Karim Benzema a été entendu comme témoin dans une enquête pour blanchiement.

Le football serait-il une terre étrangère au droit, une sorte de domaine à part où la présomption d’innocence n’existerait pas ? C’est ce que l’on peut penser à la lumière plusieurs réactions suscitées componen l’ensemble des différentes « affaires » impliquant l’attaquant de l’équipe de France, Karim Benzema.

Tous deux ont effectivement estimé que « les conditions n’étaient pas réunies » pour united nations retour en équipe de France, alors même que le contrôle judiciaire interdisant à Benzema de rencontrer Mathieu Valbuena avait été levé le 11 mars.

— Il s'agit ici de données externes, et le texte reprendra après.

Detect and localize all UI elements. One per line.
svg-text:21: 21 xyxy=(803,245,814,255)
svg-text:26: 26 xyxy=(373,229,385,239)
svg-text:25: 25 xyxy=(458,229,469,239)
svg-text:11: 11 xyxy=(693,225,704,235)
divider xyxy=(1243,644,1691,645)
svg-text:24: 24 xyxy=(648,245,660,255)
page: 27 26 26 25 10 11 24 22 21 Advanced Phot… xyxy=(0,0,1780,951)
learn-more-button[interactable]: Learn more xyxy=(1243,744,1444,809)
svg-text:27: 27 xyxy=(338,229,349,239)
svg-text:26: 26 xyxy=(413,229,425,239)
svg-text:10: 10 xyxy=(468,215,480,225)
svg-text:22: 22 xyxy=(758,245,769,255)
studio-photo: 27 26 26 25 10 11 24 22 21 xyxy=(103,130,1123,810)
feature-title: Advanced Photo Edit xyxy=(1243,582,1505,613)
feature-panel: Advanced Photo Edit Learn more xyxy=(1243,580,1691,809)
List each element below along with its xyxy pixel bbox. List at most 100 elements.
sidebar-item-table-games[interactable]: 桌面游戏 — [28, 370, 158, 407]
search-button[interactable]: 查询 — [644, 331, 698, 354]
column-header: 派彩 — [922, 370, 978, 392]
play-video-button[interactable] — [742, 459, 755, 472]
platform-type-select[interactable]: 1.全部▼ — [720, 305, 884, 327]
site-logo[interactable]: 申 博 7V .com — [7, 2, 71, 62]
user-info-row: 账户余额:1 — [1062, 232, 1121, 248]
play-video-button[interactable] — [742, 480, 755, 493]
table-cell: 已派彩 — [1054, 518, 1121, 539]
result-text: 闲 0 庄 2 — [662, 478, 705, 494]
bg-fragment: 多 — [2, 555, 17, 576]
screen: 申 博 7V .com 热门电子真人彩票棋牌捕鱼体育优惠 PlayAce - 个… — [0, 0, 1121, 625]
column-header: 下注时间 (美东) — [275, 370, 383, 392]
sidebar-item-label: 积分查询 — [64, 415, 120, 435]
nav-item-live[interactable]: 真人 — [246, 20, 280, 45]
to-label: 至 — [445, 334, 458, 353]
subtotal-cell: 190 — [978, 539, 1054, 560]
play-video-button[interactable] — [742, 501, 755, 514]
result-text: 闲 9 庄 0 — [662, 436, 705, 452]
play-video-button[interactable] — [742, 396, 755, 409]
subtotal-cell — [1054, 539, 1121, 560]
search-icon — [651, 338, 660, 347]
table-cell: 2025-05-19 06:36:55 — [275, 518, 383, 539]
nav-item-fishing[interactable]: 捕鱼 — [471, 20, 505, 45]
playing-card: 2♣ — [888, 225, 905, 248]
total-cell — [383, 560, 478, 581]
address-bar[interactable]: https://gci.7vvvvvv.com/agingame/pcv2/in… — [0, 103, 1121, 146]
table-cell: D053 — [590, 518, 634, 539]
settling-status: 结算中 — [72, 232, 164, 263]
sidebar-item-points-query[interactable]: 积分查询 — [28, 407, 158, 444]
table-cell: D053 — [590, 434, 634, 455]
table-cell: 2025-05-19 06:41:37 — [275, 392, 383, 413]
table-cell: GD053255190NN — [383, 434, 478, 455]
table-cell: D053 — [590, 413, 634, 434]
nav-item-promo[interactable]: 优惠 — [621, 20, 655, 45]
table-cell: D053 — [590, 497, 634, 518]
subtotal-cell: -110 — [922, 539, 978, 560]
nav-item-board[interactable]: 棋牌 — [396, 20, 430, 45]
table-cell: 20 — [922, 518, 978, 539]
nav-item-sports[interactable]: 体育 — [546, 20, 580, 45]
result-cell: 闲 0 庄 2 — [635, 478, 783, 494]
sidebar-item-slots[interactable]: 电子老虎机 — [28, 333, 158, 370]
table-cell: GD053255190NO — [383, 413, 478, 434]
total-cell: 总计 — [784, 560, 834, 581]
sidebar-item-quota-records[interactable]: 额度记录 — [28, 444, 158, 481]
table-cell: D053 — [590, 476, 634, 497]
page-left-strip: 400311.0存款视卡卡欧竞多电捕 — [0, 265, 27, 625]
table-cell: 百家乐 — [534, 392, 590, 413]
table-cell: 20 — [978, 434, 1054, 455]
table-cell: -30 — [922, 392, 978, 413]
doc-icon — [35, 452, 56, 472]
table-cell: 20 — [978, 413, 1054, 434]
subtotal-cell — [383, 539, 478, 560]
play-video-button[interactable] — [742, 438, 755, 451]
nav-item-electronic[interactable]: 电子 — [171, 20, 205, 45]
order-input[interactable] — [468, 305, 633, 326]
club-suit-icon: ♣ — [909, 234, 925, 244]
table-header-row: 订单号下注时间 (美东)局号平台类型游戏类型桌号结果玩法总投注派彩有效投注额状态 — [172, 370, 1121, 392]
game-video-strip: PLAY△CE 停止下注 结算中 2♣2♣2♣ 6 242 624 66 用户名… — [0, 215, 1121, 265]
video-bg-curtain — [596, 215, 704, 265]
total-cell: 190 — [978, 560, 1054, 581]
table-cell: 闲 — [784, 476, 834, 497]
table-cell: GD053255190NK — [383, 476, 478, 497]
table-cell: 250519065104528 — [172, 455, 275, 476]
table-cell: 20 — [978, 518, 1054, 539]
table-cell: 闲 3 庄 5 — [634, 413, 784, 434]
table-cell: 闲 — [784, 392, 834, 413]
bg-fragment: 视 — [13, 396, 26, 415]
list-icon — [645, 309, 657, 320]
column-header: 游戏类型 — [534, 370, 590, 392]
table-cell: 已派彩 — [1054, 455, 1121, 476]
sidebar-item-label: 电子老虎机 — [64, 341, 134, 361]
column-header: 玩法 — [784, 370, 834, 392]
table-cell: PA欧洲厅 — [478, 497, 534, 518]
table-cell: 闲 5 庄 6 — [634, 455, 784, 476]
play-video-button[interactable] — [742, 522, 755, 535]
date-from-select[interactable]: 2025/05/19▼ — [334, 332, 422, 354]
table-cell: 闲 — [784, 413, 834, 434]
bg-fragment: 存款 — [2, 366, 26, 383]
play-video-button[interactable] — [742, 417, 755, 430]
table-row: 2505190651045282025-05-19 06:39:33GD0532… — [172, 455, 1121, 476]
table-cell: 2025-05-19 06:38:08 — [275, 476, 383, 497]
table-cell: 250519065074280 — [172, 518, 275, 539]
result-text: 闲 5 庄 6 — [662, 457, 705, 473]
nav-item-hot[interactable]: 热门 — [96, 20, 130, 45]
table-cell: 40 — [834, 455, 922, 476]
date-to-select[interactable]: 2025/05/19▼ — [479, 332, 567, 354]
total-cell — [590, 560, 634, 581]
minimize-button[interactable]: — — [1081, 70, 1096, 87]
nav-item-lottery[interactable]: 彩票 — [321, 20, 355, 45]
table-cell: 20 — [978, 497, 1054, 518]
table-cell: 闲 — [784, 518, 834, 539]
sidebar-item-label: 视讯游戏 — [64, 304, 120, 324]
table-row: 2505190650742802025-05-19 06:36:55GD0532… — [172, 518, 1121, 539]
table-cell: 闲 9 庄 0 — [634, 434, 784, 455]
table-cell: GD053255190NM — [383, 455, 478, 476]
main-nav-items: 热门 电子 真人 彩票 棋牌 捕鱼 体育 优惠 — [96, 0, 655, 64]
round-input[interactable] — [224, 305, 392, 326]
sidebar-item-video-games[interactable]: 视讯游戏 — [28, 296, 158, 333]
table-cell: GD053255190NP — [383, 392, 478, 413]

Interdisons aux chanteurs mis en examen de donner plusieurs concerts. Interdisons aux acteurs mis en examen de jouer dans plusieurs films. Enfin, interdisons aux hommes politiques mis en examen de se présenter aux suffrages plusieurs Français. Question d’« exemplarité ».

« Conditions pas réunies » pour united nations retour

Elle pourrait surtout expliquer l’ensemble des sorties successives de Patrick Kanner, le ministre plusieurs sports, et Manuel Valls à propos de l’avenir en Bleu de Karim Benzema, à moins de cent jours de l’Euro qui se disputera en France du 10 juin au 10 juillet.

Cette nouvelle « affaire » Benzema, arrive quelques mois après celle dite « de la sextape » dans laquelle l’attaquant est mis en examen pour « complicité de tentative de chantage » et « participation à une association de malfaiteurs ».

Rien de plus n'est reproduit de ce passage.